Practice Fusion Pulls In $34M Series C Led By Artis To Crush The Other eMedical Record Startups

Practice Fusion is the frontrunner in the fevered race to become the electronic medical record platform, and today it finished raising a $34 million Series C led by hedge fund Artis Ventures to make sure it wins and lead it towards an IPO. Practice Fusion’s valuation is now around a half a billion dollars, it tells me. Startups trying to compete? “We’re squashing them” founder and CEO Ryan Howard tells me. It now hosts 40 million patient records of its 150,000 doctor and other medical professional clients, up from  25 million records and 130,000 clients seven months ago.

The money will fund a patient acquisition strategy, the build-out of its app platform, hires, and attracting more docs to ditch pen and paper for more efficient, accessible electronic records. Howard beams “We’re excited to light it up. The company’s on fire, growth is maddening. The problem needs to be solved.”

Practice Fusion develops a free, web based electronic medical record platform for physicians that lets them chart data, schedule appointments, electronically prescribe medicine, work with labs, and distribute referral letters — all things that can get in the way of actually helping the sick. It makes money by letting labs, pharmacies, and other service providers to doctors pay to advertise within the platform. There’s both a Practice Fusion desktop interface and iPad app for doctors.

Howard was careful choosing Artis Ventures to lead the round, telling me “it’s a wedding. You’re married to that investor. Artis is a hedge fund with a venture fund. It’s preparing us. It’s who would be buyers in a public market” indicating the company has its sights on an IPO. Artis also backed YouTube.

Practice Fusion now has a total of over $64 million in funding, and Howard admits, “We have a lot of cash on hand.” The full list of investors joining the Series C round includes long-time investors Felicis Ventures and Band of Angels, plus Glynn Capital, Ali and Hadi Partovi, Founders Fund, Morgenthaler Ventures, Scott Banister, SV Angel, Ghost Angel, and several other institutional and individual investors. Practice Fusion now ranks amongst Castlight ($160 million), and ZocDoc ($95 million) as the most heavily funded health startups.

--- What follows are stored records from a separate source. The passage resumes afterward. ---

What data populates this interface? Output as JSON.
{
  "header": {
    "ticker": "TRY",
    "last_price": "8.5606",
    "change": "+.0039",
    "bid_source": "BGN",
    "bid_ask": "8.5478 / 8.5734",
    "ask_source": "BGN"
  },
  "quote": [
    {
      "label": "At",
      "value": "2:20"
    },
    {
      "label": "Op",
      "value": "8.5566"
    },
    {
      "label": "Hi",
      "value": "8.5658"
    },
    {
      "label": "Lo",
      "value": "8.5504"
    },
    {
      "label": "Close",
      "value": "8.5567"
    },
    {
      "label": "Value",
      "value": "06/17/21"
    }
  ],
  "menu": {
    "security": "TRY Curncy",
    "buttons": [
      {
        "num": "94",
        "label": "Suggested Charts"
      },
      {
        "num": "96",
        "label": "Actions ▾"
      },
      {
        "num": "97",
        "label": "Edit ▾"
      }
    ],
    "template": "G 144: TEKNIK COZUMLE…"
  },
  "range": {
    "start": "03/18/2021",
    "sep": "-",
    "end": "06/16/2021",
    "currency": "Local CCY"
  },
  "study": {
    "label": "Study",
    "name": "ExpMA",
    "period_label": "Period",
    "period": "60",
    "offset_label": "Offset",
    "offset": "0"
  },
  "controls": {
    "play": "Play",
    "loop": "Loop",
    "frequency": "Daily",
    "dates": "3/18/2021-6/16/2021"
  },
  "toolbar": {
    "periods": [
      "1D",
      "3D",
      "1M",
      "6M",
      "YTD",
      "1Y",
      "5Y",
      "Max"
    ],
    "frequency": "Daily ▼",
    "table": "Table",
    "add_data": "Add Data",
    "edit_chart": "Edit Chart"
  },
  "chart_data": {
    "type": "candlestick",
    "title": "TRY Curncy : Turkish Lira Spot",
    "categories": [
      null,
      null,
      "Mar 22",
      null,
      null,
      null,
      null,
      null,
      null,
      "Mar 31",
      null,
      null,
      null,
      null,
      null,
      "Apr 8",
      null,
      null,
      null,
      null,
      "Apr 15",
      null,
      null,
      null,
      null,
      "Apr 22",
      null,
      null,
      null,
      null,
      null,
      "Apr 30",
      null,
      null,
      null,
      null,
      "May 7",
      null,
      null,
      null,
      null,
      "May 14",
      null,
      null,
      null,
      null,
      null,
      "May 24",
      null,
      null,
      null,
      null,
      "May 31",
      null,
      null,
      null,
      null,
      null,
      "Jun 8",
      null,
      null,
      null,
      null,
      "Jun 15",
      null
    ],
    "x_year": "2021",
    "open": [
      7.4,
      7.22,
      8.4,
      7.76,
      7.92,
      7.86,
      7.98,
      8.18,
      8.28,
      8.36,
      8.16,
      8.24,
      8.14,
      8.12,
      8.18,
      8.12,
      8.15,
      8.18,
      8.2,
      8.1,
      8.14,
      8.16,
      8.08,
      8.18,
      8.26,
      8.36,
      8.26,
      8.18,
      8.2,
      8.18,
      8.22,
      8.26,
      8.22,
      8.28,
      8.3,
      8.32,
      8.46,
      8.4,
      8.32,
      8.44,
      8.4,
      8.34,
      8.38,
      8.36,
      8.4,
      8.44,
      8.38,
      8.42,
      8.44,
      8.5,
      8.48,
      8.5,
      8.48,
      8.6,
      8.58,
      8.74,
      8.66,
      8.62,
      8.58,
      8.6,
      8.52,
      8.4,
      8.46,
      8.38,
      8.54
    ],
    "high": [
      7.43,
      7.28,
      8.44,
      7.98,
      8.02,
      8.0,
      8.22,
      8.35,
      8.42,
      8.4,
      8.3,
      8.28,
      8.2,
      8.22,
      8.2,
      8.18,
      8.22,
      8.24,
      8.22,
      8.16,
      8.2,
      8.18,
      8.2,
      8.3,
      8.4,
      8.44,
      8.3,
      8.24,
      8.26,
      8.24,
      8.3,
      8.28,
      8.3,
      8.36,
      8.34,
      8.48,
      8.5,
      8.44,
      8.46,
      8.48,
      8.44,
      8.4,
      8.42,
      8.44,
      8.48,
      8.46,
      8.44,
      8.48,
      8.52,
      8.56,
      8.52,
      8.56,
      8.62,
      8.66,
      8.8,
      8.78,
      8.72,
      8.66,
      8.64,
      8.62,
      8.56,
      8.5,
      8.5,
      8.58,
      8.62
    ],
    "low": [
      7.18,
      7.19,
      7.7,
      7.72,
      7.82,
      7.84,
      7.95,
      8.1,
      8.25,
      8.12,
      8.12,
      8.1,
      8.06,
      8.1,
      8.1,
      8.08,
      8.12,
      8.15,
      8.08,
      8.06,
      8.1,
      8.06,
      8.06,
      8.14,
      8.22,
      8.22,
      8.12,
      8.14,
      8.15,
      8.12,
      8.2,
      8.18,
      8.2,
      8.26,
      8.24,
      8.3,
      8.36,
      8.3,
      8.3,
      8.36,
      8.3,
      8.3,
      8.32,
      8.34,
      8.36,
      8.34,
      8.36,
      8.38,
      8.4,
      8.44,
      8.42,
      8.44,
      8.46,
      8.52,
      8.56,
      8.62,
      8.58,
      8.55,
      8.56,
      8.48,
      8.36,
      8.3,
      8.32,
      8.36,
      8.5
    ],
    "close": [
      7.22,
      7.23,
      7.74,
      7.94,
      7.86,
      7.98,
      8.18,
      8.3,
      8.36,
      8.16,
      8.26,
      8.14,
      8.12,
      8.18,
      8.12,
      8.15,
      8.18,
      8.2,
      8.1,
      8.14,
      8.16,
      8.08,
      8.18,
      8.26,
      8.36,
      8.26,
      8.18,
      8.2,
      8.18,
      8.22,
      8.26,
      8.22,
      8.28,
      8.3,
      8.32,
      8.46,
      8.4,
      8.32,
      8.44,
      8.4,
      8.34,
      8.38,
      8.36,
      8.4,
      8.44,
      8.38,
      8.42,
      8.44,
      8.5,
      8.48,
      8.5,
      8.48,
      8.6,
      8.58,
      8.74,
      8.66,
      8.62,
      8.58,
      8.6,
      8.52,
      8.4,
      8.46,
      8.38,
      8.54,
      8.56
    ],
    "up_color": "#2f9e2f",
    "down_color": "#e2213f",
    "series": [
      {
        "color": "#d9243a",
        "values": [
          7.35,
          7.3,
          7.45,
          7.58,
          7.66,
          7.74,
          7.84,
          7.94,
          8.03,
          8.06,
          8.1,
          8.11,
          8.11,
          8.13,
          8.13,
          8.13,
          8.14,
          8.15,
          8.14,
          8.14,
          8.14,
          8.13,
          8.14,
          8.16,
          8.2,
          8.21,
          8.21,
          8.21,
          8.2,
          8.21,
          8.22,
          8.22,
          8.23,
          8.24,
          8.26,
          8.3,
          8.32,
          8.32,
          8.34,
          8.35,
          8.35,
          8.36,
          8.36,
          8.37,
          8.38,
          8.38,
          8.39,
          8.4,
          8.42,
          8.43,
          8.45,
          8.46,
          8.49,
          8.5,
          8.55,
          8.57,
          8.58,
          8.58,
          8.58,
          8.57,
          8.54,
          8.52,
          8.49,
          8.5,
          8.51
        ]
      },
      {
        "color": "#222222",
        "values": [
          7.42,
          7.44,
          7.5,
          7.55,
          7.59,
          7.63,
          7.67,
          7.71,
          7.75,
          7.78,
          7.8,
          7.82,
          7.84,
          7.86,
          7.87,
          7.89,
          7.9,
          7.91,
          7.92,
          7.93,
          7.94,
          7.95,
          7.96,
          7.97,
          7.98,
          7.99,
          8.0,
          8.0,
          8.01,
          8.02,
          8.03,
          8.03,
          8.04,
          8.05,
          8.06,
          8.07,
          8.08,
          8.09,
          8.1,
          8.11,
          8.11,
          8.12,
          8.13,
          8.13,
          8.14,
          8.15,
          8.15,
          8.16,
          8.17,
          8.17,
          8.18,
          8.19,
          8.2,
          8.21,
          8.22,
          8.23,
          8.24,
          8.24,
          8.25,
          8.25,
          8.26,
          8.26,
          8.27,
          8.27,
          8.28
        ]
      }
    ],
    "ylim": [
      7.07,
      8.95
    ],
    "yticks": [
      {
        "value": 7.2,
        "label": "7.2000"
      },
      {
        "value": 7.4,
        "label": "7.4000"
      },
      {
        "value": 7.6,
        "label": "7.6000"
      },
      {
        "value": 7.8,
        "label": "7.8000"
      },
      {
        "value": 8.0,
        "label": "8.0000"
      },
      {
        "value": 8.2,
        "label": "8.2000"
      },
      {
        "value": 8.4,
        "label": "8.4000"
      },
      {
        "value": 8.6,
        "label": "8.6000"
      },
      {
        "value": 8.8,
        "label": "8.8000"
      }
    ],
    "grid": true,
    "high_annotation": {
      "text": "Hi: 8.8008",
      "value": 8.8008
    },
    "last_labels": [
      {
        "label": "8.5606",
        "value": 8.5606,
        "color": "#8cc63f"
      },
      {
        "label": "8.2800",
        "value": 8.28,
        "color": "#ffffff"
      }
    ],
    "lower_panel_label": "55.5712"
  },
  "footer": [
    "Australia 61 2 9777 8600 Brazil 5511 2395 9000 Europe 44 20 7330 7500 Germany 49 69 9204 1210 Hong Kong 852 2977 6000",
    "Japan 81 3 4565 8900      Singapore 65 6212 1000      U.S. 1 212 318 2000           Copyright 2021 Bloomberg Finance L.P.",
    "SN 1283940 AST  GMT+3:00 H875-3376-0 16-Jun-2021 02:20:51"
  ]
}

It needs it at the rate its growing. Howard tells me “we brought on about 20 people last month”. It’s got 170 employees now and expects to have 250 by year’s end. Hiring employees that quick is tough right now. “It’s more competitive than ever, especially for engineers” says Howard. But its applying its funding to becoming an attractive place to work, even compared to perked-up giants like Google and Facebook. That’s why it’s investing in a gorgeous San Francisco office, wellness programs, healthy food, and more.

Howard spoke candidly about how he views Practice Fusion’s competitors like Elation EMR. “I see them getting smaller in the rear view mirror. There’s no one in the Valley that keeps me up at night.” As for the big medical companies, “Our largest competitor is Allscripts, and we took on 4x as many new users as them last quarter.” While it wouldn’t disclose exact revenue numbers, the startup told me “in Q1 2012 revenue generation was comfortably in the seven figure range, an increase of more than 500% from the same quarter in 2011.”

With it pulling away from startups in the space, now it just needs to worry about huge, long-standing medical companies. Luckily it’s got a big headstart, and startup power. Howard explains “We’re making sure we can out-innovate anyone else.” And attracting the best talent to make that possible isn’t so hard thanks to its mission. “Someone could die because [a doctor] can’t get access to their chart. Understand, we’re saving lives.”